Is she here to comfort me? I just don't know. I am confused by her presence as well as curious about her. But, this new feeling of her being there is accompanied by very strong memories coming into my mind of her when she was alive back in 2008...

Thing is, when I lost Josie...when she died inside me in labor like the flame of an oil lamp being extinguished...I went into complete shock and totally lost part of my memory from that summer. I think looking back, I lost probably 45 days or so of memory apart from the five or so very fuzzy days leading up to her birth. *Boom* - it was gone, I'd assumed mostly for good. But lately it's been coming back...with some force.

Memories have been hitting me like massive waves. I'm standing in the surf, on the sand with my arms out and they're coming and smacking me in the chest, winding me. The sand is slapping me like a big hand - saying "wake up and listen to me" - it's so shocking. Bam, bam, bam. Knocking me over, and I'm sitting there afterward like a puzzled child, startled into silence.

I'll be cooking dinner and then suddenly I'm back in the driver's seat of the black Dodge Magnum I used to run, listening to Frank Sinatra on the sound system, looking at the dark, heavy interior, feeling Josie in my belly. Driving down highway 169 late at night, 11pm, late again...late again. Feeling a rush of relief because finally I was allowed home after the insane day that might have started at 4am. Running the crazy store alone...I shouldn't have done it. I should have quit...I should have quit. She might have been alive today if I'd just quit and not let them tell me I was capable of doing it when I knew I wasn't...

I'll be watching a movie with Bella asleep in the bassinet and suddenly, I'm sitting on the floor of the Shakopee  *company* store rearranging batteries in my pretty maternity top. Or talking to a colleague and bending double from a sudden almost violent baby movement...

I'll be driving in my current car, going somewhere and the light will be just right, and suddenly it's a cool summer morning at 4am and I'm driving to northern Minnesota with Josie quiet inside me, turning left, then right again in the mist. Nobody else on the road...it should have been a clue...it should have been a clue...

Boom, boom, the memories come at me. Punches in the face with big hands. Talking to the inventory crew in Wisconsin after working endlessly to prepare a store that was handed to me to begin with in terrible shape. Knowingly working in that store even though it was riddled with toxic mold. Knowing that wasn't good for any of us. Coughing because it the air quality made our throats feel like they were raw. Failing at everything and being admonished by my boss... I should have quit before that. They shouldn't have made me go there. It's not fair... Josie was worth more than the value they put on her. She was worth more and they gambled with her without even flinching - they gambled with me. They knew what they were doing. We all lost. They all knew...they all still know. They all know what happened...

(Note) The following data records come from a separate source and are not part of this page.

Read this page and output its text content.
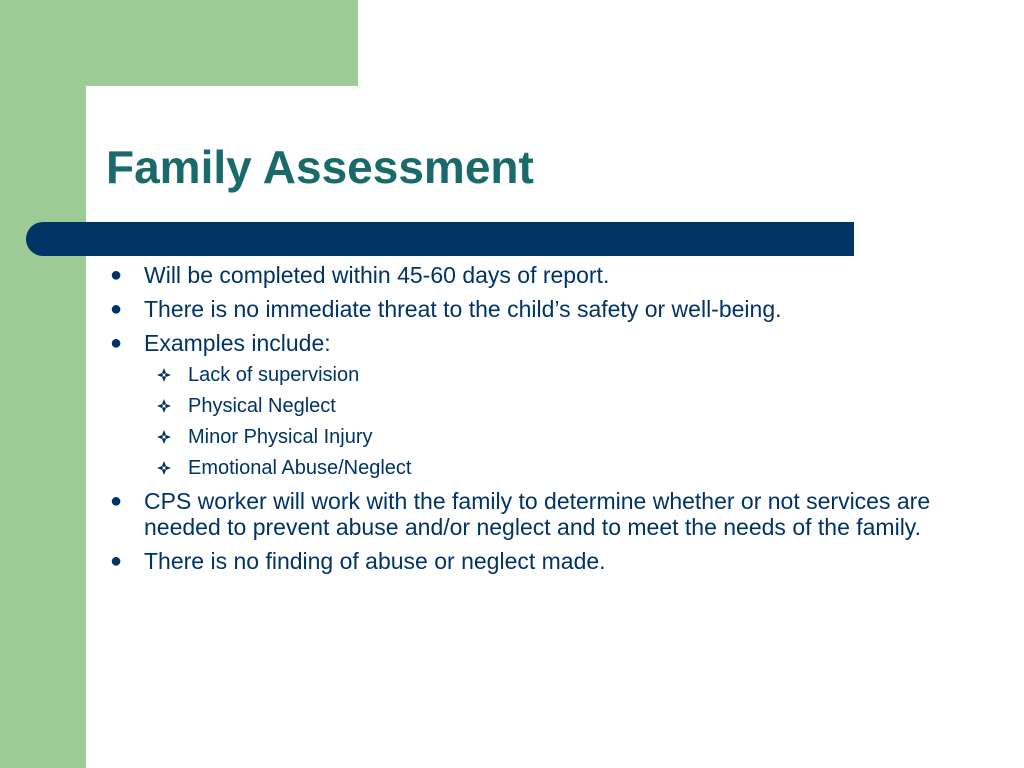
Family Assessment
● Will be completed within 45-60 days of report.
● There is no immediate threat to the child’s safety or well-being.
● Examples include:
Lack of supervision
Physical Neglect
Minor Physical Injury
Emotional Abuse/Neglect
● CPS worker will work with the family to determine whether or not services are needed to prevent abuse and/or neglect and to meet the needs of the family.
● There is no finding of abuse or neglect made.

It hurts, and here she sits. She's behind me on the bed. She's been there for days in a white spring dress and a white headband, her hair curly. She's watching me work, watching her sister. She's haunting me. Her spirit is that of a child. She's little. I can feel her running her fingers through my shoulders, trying to touch me and it's...devastating. Mostly because I can't gather her up and cuddle her. She's made of light and air. We can't feel one another.

I've always been pretty undecided on ghosts in my adult life - at least when they apply to me. But now, there's something like one living in my house and I don't know what to do. Maybe I'm finally losing it... The "flashbacks" as I suppose one would call them, are just unbelievable. I can taste the air and feel the temperature when they happen.

I do love you Josie. You're here for a reason. Why are you here, sweetie? You don't seem upset. You're waiting. What are we waiting for, honey bunny? What is going to happen? What is happening now?